I recently found myself needing to replace some text in a PDF for confidentiality reasons. I tried LibreOffice and some other GUI applications, but they had problems with content sizing and canvas size. After searching online, a StackOverflow answer showed how to do it using the command-line PDFtk and sed
. The answer warns that it doesn’t always work, but it did in my case, changing the text and not messing anything else up (that I could see).
I didn’t have PDFtk already, so I used MacPorts to install it: sudo port install pdftk
. It actually said the port was broken, but the command was there and seemed to work fine.

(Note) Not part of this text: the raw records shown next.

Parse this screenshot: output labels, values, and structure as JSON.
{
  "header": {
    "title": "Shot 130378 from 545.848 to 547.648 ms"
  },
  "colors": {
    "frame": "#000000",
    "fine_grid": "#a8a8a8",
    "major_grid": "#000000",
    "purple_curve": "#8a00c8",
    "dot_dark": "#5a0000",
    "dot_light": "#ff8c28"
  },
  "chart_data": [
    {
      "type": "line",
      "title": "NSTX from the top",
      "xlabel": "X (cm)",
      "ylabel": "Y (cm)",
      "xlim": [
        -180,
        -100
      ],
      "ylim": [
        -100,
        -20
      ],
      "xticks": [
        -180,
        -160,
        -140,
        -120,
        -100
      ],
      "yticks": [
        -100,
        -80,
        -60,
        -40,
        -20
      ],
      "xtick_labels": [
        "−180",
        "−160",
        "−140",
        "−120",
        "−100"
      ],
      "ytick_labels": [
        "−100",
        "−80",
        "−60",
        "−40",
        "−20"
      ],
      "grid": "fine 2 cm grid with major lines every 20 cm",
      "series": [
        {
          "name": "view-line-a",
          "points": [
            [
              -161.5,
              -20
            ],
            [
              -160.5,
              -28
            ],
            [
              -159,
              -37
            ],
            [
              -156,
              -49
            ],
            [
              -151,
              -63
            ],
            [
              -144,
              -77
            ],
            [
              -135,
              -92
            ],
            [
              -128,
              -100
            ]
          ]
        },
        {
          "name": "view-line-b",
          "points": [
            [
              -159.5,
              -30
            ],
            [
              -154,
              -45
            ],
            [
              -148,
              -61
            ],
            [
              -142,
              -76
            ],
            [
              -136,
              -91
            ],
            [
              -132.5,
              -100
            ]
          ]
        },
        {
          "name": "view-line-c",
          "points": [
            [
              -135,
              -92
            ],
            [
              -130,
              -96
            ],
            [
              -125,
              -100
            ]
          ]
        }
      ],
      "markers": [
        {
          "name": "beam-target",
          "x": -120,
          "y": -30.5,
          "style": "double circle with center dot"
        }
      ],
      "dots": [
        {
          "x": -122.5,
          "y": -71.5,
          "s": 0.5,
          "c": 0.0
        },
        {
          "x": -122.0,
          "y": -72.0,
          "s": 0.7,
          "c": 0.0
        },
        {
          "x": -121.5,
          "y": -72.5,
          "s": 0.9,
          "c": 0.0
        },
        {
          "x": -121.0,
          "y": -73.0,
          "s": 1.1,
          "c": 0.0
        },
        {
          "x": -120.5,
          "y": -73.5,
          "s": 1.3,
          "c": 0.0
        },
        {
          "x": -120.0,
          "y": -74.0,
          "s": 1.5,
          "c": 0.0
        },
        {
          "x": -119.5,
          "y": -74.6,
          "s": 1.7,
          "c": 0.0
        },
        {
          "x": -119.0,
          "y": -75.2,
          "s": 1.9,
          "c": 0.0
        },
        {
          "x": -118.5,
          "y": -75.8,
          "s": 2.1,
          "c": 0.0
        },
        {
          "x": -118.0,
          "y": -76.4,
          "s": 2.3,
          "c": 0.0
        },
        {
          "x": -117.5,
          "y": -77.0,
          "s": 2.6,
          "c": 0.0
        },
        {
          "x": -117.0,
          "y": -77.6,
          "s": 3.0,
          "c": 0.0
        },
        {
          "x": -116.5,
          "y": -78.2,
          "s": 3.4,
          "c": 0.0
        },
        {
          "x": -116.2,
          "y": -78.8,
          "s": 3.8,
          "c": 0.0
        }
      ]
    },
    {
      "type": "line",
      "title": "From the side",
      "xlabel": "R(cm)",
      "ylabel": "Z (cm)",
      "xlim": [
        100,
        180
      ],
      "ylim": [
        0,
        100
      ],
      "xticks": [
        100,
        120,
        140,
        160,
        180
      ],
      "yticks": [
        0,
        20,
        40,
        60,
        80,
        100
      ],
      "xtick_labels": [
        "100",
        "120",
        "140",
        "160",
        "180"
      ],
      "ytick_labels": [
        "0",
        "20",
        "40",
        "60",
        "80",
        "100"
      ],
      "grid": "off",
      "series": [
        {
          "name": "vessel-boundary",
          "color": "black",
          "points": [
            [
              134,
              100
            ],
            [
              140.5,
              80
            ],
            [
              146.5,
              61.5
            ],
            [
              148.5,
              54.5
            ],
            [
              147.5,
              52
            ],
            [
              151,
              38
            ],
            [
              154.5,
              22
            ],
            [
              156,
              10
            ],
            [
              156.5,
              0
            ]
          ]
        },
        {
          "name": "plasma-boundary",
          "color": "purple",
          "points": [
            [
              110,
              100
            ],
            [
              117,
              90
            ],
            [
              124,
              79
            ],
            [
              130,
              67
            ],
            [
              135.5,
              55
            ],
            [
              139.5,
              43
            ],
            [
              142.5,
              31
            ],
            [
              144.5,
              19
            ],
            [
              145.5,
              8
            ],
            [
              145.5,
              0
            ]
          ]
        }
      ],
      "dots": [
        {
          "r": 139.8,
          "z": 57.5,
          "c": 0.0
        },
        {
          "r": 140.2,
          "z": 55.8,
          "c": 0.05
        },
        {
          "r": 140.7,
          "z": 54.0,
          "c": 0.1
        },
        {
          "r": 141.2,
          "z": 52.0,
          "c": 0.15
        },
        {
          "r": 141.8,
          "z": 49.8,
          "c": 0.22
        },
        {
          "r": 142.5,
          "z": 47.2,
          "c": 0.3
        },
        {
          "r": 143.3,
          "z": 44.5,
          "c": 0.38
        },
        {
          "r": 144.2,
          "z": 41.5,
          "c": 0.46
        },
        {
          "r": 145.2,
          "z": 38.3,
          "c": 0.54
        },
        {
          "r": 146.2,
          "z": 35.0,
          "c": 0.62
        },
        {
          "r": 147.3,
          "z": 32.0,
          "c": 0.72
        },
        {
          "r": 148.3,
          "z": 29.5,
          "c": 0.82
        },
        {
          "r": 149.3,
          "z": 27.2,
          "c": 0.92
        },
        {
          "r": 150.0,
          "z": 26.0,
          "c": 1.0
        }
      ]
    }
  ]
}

I tested the commands from the above answer, but ran into a problem. Another StackOverflow answer gave me the solution: I had to set LANG=C
to tell sed
to treat the file as binary.
The commands then worked to do what I wanted. I put them together into a bash script for future use:
#!/bin/bash
if [ "$#" -ne 4 ]; then
echo "Usage: pdfreplace.sh input.pdf 'string to replace' 'string replacement' output.pdf"
exit 1
fi
#--needed for encoding to be handled correctly on mac
LANG=C
#--uncompress, replace text, recompress, and remove temp files
pdftk $1 output _tmp12345.pdf uncompress \
&& sed -e "s/$2/$3/g" <_tmp12345.pdf >_tmp22345.pdf \
&& pdftk _tmp22345.pdf output $4 compress \
&& rm _tmp12345.pdf _tmp22345.pdf
It takes four arguments, shown in the “Usage” line echoed when you run it with less than four arguments.
I make no promises that it’ll work for your needs.